I see that in the file that you attached. When I delete the clipping plane, all geometry in the clipping drawings should also be deleted but here there are a few curves that are remaining.
Do you know which steps it takes to get into this situation?
Trying to open that file instantly crashes Rhino on my end. I’ll try opening that on a different machine…
-wim
Geometries are IsolateToViewport A, because of that “Surface” portion of section is only visible in A and not in B. I think Surfaces should be visible in both view ports, similar to produced lines.
IsolateToViewport will make all geometry that is selected for that command only be visible in the viewport that is selected. In all other viewports (including details), that geometry will not exist. That is the entire point of that command.
I’m not sure if you are reporting that you are selecting a curve and a plane during that command, and that, when the command is done, the curve is still visible in all viewports? If so, I’ll need steps to reproduce that issue.
-wim
I got what IsolateToViewport does, but now I think I also understand why produced by ClippingDrawing command Surfaces and Hatches are not visible in other viewport, but Curves produced from edges are… it’s because in ClippingDrawing AddBackground=Yes.
So, even if objects are not visible in given Viewport (and thus are not sectioned) they are still visible as a Background. I must rethink that, but at the first glance it’s strange that something invisible will still be visible as a Background.
Also, AddBackground seems to be the reason for the Curve “retention” when I modify the ClippingPlane position. Take a look.
They are on the MODEL::320 Layer (which is hidden).
I think it does (at least for now) - at the current state of things, there are so many ways to cut the mustard that it can be somewhat confusing, but I like the direction. Stacking drawings might result in some very sophisticated 2D representations that are non-destructive, which is great.
Dear Rhino team,
one problem I encounter very often as an architect is, that I can’t hide the intersection line between two elements, if they have the same material. This is for example the case for every wall corner. Drawing codes ask for no line in the corner, but if I join all solids, they become too complex to change or even get damaged completely. It would be great, if the elements would look unified, if they have the same section attributes like in Visualarq.
Could you please elaborate?
Is the issue in display when clipping your 3D model, or in the extracted drawings when use ClippingDrawings? Please include an example for clarity. Thanks
I have not tried the new Clipping features in WIP yet, but I am curious: do the clipped objects maintain information about their source objects? Like the GUID or something so I can use that information later on for annotations and stuff like that.
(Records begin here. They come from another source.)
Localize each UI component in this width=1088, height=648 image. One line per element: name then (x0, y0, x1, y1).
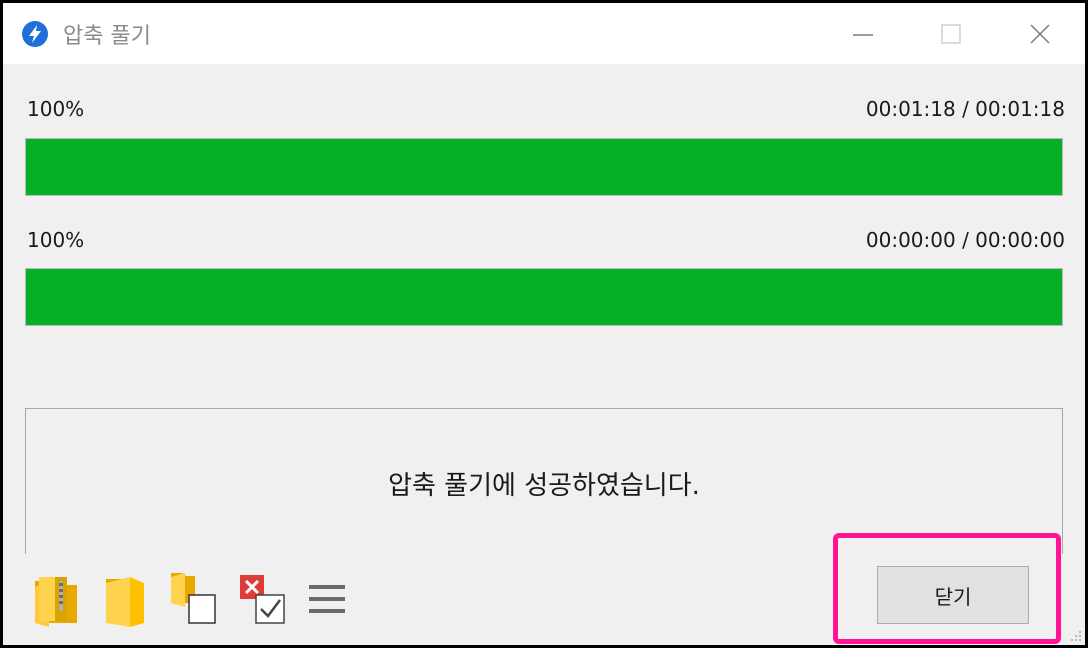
delete-checked-icon[interactable] (236, 569, 288, 629)
menu-icon[interactable] (305, 569, 357, 629)
progress-fill-1 (26, 139, 1062, 195)
maximize-icon (941, 23, 961, 44)
lightning-bolt-icon (22, 21, 48, 47)
progress-percent-1: 100% (27, 97, 85, 121)
extract-dialog: 압축 풀기 100% 00:01:18 / 00:01:18 100% 00:0… (0, 0, 1088, 648)
close-button[interactable]: 닫기 (877, 566, 1029, 624)
resize-grip-icon[interactable] (1069, 629, 1083, 643)
title-bar[interactable]: 압축 풀기 (3, 3, 1085, 64)
progress-percent-2: 100% (27, 228, 85, 252)
window-title: 압축 풀기 (63, 24, 151, 49)
progress-bar-1 (25, 138, 1063, 196)
close-icon (1030, 23, 1050, 44)
maximize-button[interactable] (906, 3, 996, 64)
close-window-button[interactable] (995, 3, 1085, 64)
progress-time-1: 00:01:18 / 00:01:18 (865, 97, 1065, 121)
progress-bar-2 (25, 268, 1063, 326)
status-message: 압축 풀기에 성공하였습니다. (388, 471, 700, 501)
progress-fill-2 (26, 269, 1062, 325)
zip-folder-icon[interactable] (31, 569, 83, 629)
minimize-icon (853, 33, 873, 36)
open-folder-icon[interactable] (100, 569, 152, 629)
copy-icon[interactable] (167, 569, 219, 629)
minimize-button[interactable] (818, 3, 908, 64)
progress-time-2: 00:00:00 / 00:00:00 (865, 228, 1065, 252)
Drawing objects generate user-text for the name of the clipping plane and what part of the drawing it is (hidden-lines, silhouette, etc).
In the following example, when explode a drawing block to get to the elements, you can see that each has the key=clipping-plane-name, and value=drawing-category
Good point @wim so if you tag your source object with user-text and this will be carried to drawing objects:
See in the example, source objects are tagged with their name, and this user-text is passed to the drawing objects. Will this answer your request?
I believe so since it allows to get access to the source object by user text attribute mapping.
The idea is to create dynamic section views for example. Sections could be given leader lines or text tags illustrating their name, or any other piece of information. Without this, they would be just ”dumb” objects in 2D and tracing them back to their source objects would be difficult.
If the source object ID would be automatically written to the clipping-objects User Text Attributes, that would be even better. Please consider adding that.